I own a 10 bbl brewery (www.yellowhammerbrewery.com) and what it takes is a lot of time and money. Architecs, lawyers, graphoc designers, blood sweat and tears. And kegs. YUou need a lot of those.
It can certainly be done and it can be done on a budget but to really make anything worthwhile you are going to need to spend over 100K, and reality much mroe than that. The point of opening a brewery is to open a sucessful business. You establish a brand and produce a product that people consume. It's hell of a lot of work, but it is also awesome and has great rewards.
As far as "selling a few kegs", aside from the legality issues and license expense (I think we pay the ABC $1000 per year for the priviledge to sell beer) my only question is .... why? You will not ever be monetarilly compensated on a 10 gallon system and in the end if you are brewing for 6-8 hours to sell a couple kegs you will basically be paying to sell your own beer. Doesn;t make sense to me one bit. If it is just about the gratification of people enjoying your beer you can do that far easier on the homebrew level.
+1..!!!!
As someone who seriously wanted to go the nano route I am so glad to hear people with some experience give advice like this!

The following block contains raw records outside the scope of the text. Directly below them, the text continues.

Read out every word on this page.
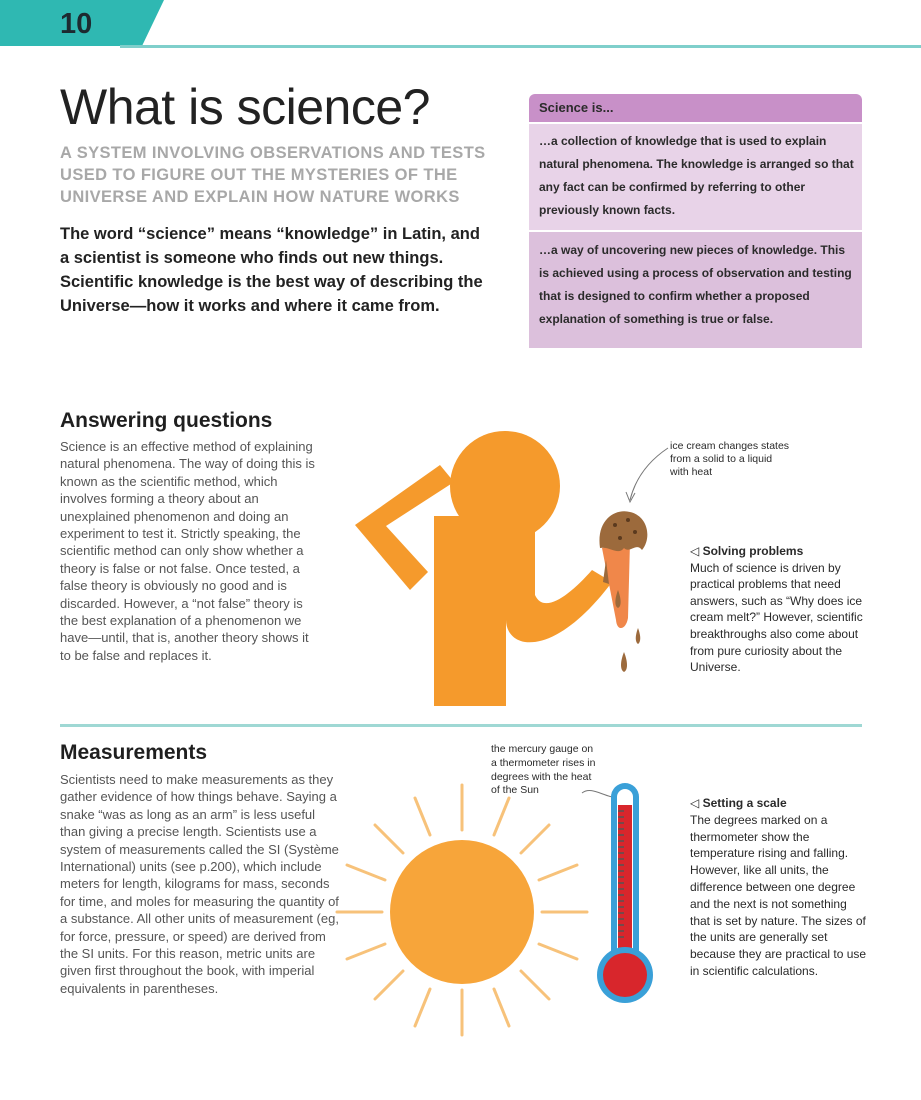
10
What is science?
A SYSTEM INVOLVING OBSERVATIONS AND TESTS USED TO FIGURE OUT THE MYSTERIES OF THE UNIVERSE AND EXPLAIN HOW NATURE WORKS
The word “science” means “knowledge” in Latin, and a scientist is someone who finds out new things. Scientific knowledge is the best way of describing the Universe—how it works and where it came from.
Science is...
…a collection of knowledge that is used to explain natural phenomena. The knowledge is arranged so that any fact can be confirmed by referring to other previously known facts.
…a way of uncovering new pieces of knowledge. This is achieved using a process of observation and testing that is designed to confirm whether a proposed explanation of something is true or false.
Answering questions
Science is an effective method of explaining natural phenomena. The way of doing this is known as the scientific method, which involves forming a theory about an unexplained phenomenon and doing an experiment to test it. Strictly speaking, the scientific method can only show whether a theory is false or not false. Once tested, a false theory is obviously no good and is discarded. However, a “not false” theory is the best explanation of a phenomenon we have—until, that is, another theory shows it to be false and replaces it.
ice cream changes states from a solid to a liquid with heat
◁ Solving problems
Much of science is driven by practical problems that need answers, such as “Why does ice cream melt?” However, scientific breakthroughs also come about from pure curiosity about the Universe.
Measurements
Scientists need to make measurements as they gather evidence of how things behave. Saying a snake “was as long as an arm” is less useful than giving a precise length. Scientists use a system of measurements called the SI (Système International) units (see p.200), which include meters for length, kilograms for mass, seconds for time, and moles for measuring the quantity of a substance. All other units of measurement (eg, for force, pressure, or speed) are derived from the SI units. For this reason, metric units are given first throughout the book, with imperial equivalents in parentheses.
the mercury gauge on a thermometer rises in degrees with the heat of the Sun
◁ Setting a scale
The degrees marked on a thermometer show the temperature rising and falling. However, like all units, the difference between one degree and the next is not something that is set by nature. The sizes of the units are generally set because they are practical to use in scientific calculations.
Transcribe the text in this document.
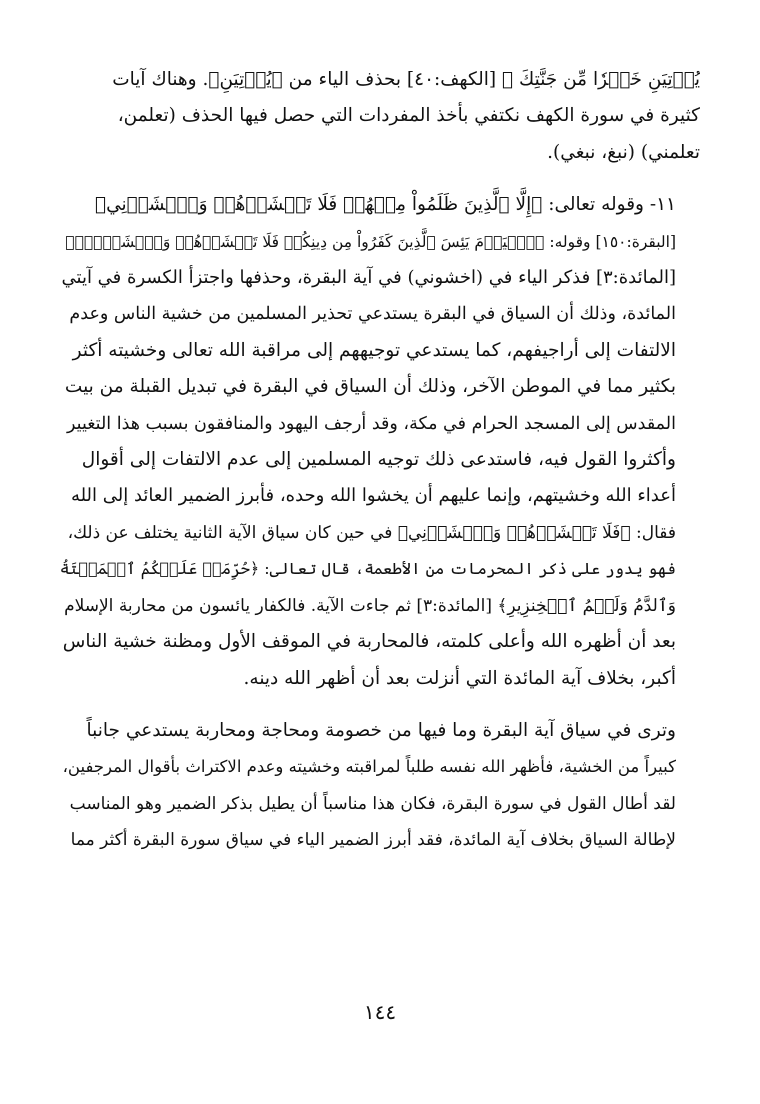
يُؤۡتِيَنِ خَيۡرٗا مِّن جَنَّتِكَ ﴾ [الكهف:٤٠] بحذف الياء من ﴿يُؤۡتِيَنِ﴾. وهناك آيات
كثيرة في سورة الكهف نكتفي بأخذ المفردات التي حصل فيها الحذف (تعلمن،
تعلمني) (نبغ، نبغي).

١١- وقوله تعالى: ﴿إِلَّا ٱلَّذِينَ ظَلَمُواْ مِنۡهُمۡ فَلَا تَخۡشَوۡهُمۡ وَٱخۡشَوۡنِي﴾
[البقرة:١٥٠] وقوله: ﴿ٱلۡيَوۡمَ يَئِسَ ٱلَّذِينَ كَفَرُواْ مِن دِينِكُمۡ فَلَا تَخۡشَوۡهُمۡ وَٱخۡشَوۡنِۚ﴾
[المائدة:٣] فذكر الياء في (اخشوني) في آية البقرة، وحذفها واجتزأ الكسرة في آيتي
المائدة، وذلك أن السياق في البقرة يستدعي تحذير المسلمين من خشية الناس وعدم
الالتفات إلى أراجيفهم، كما يستدعي توجيههم إلى مراقبة الله تعالى وخشيته أكثر
بكثير مما في الموطن الآخر، وذلك أن السياق في البقرة في تبديل القبلة من بيت
المقدس إلى المسجد الحرام في مكة، وقد أرجف اليهود والمنافقون بسبب هذا التغيير
وأكثروا القول فيه، فاستدعى ذلك توجيه المسلمين إلى عدم الالتفات إلى أقوال
أعداء الله وخشيتهم، وإنما عليهم أن يخشوا الله وحده، فأبرز الضمير العائد إلى الله
فقال: ﴿فَلَا تَخۡشَوۡهُمۡ وَٱخۡشَوۡنِي﴾ في حين كان سياق الآية الثانية يختلف عن ذلك،
فهو يدور على ذكر المحرمات من الأطعمة، قال تعالى: ﴿حُرِّمَتۡ عَلَيۡكُمُ ٱلۡمَيۡتَةُ
وَٱلدَّمُ وَلَحۡمُ ٱلۡخِنزِيرِ﴾ [المائدة:٣] ثم جاءت الآية. فالكفار يائسون من محاربة الإسلام
بعد أن أظهره الله وأعلى كلمته، فالمحاربة في الموقف الأول ومظنة خشية الناس
أكبر، بخلاف آية المائدة التي أنزلت بعد أن أظهر الله دينه.

وترى في سياق آية البقرة وما فيها من خصومة ومحاجة ومحاربة يستدعي جانباً
كبيراً من الخشية، فأظهر الله نفسه طلباً لمراقبته وخشيته وعدم الاكتراث بأقوال المرجفين،
لقد أطال القول في سورة البقرة، فكان هذا مناسباً أن يطيل بذكر الضمير وهو المناسب
لإطالة السياق بخلاف آية المائدة، فقد أبرز الضمير الياء في سياق سورة البقرة أكثر مما

١٤٤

The real reason I wanted to open a brewery is for the personal satisfaction of people enjoying my beer. You are right it IS far easier to do on the homebrew level and with a lot less headaches.
Obviously I can't sell my beer....but that doesn't mean I don't have a brewery!! We have a website, FB page, sell t-shirts and stickers, pour at beer festivals and private events, etc....I often wonder how many people think we are a commercial brewery

In fact somebody the other day said it is an "underground brewery" which is cool...though I was quick to point out that we don't sell our beer. We get everything out of it that a nanobrewery would ( personal satisfaction, name recognition, etc...) but without all or most of the headaches ( fees/permits, licensing/zoning, negative cashflow, expectations).